The Qatar Coast Guard Services placed an order for 17 new fast patrol boats from the Turkish company ARES Shipyard. The deal of 17 vessels consists in ten "ARES 110 Hercules" multi-role patrol craft 117 tons, five "ARES 75 Hercules" multi-role patrol craft 58 tons and two "ARES 150 Hercules" multi-role patrol craft 245 tons. These fast patrol boats will be constructed using advanced composite materials and are expected to be completed within the next five years.

On 31 March 2014, Nakilat Damen Shipyards Qatar (NDSQ) and Qatar Armed Forces signed two MoUs for the construction of seven vessels at Qatar's premier shipyard ($851 million). The MoUs signed by NDSQ and Qatar Armed Forces concern six 50 m-long axe-bow high-speed patrol vessels and one 52 m-long diving support vessel for the Qatar Armed Forces. The diving support vessel includes decompression capabilities. A large Integrated Logistic Support package is also mentioned in the MoUs.

On 16 June 2016, Qatar has signed a letter of agreement with Italian shipyard Fincantieri to build:
- 1 landing helicopter dock (similar to the Fincantieri-built ;
- 4 Doha-class corvettes (3,250 tons) with a helicopter deck and hangar. Weapons: 1 Oto Melara 76 mm, two 30 mm guns, 16-cell VLS for Aster 30 surface-to-air missiles, 8 Exocet MM40 Block III anti-ship missiles, and a RAM launcher with 21 RIM-116 short range rolling airframe missiles. First keel laid by Fincantieri in November 2018.
- 2 offshore patrol boats (670 tons).

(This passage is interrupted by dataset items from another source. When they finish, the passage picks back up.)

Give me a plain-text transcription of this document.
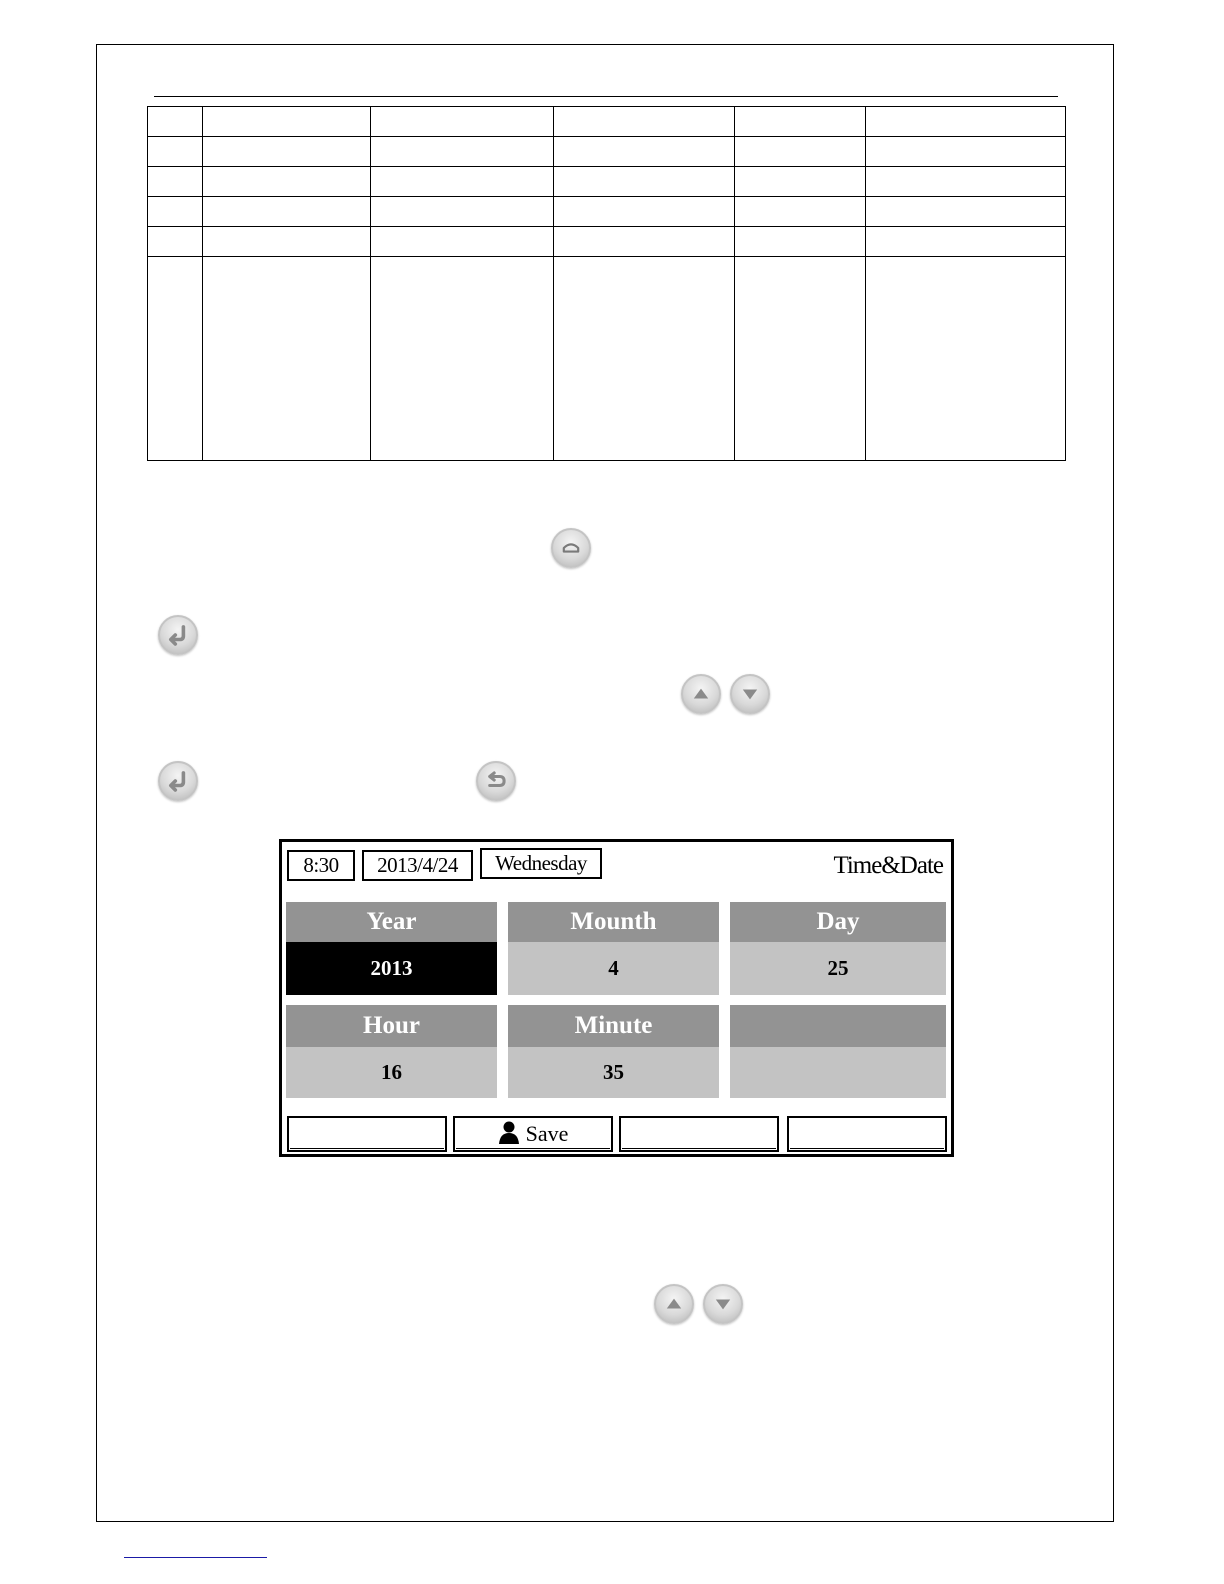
8:30	2013/4/24	Wednesday	Time&Date
Year
2013
Mounth
4
Day
25
Hour
16
Minute
35
Save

Weapons: 1 Oto Melara 76 mm, 2 30 mm guns, 8-cell VLS for VL MICA short range surface-to-air missiles and 4 Exocet MM40 Block III anti-ship missiles.

The deal has a worth of €4.9 billion.

On 19 December 2017, the Qatari Navy was said to be going ahead with plans to reinforce its underwater capabilities including the possibility of acquiring light submarines.

The Qatar Emiri Naval Forces ordered two cadet training ships (CTS) from Turkish shipbuilder Anadolu Shipyard. According to Anadolu Shipyard, the vessels will displace 1,950 tonnes and feature a helipad for a medium-size helicopter. The vessels are also set to be capable of performing offshore patrol duties.

In February 2020, Qatar had a memorandum of understanding (MoU) with Italian defense company Fincantieri, to acquire submarines, based on a 5-billion-euro deal signed in 2017.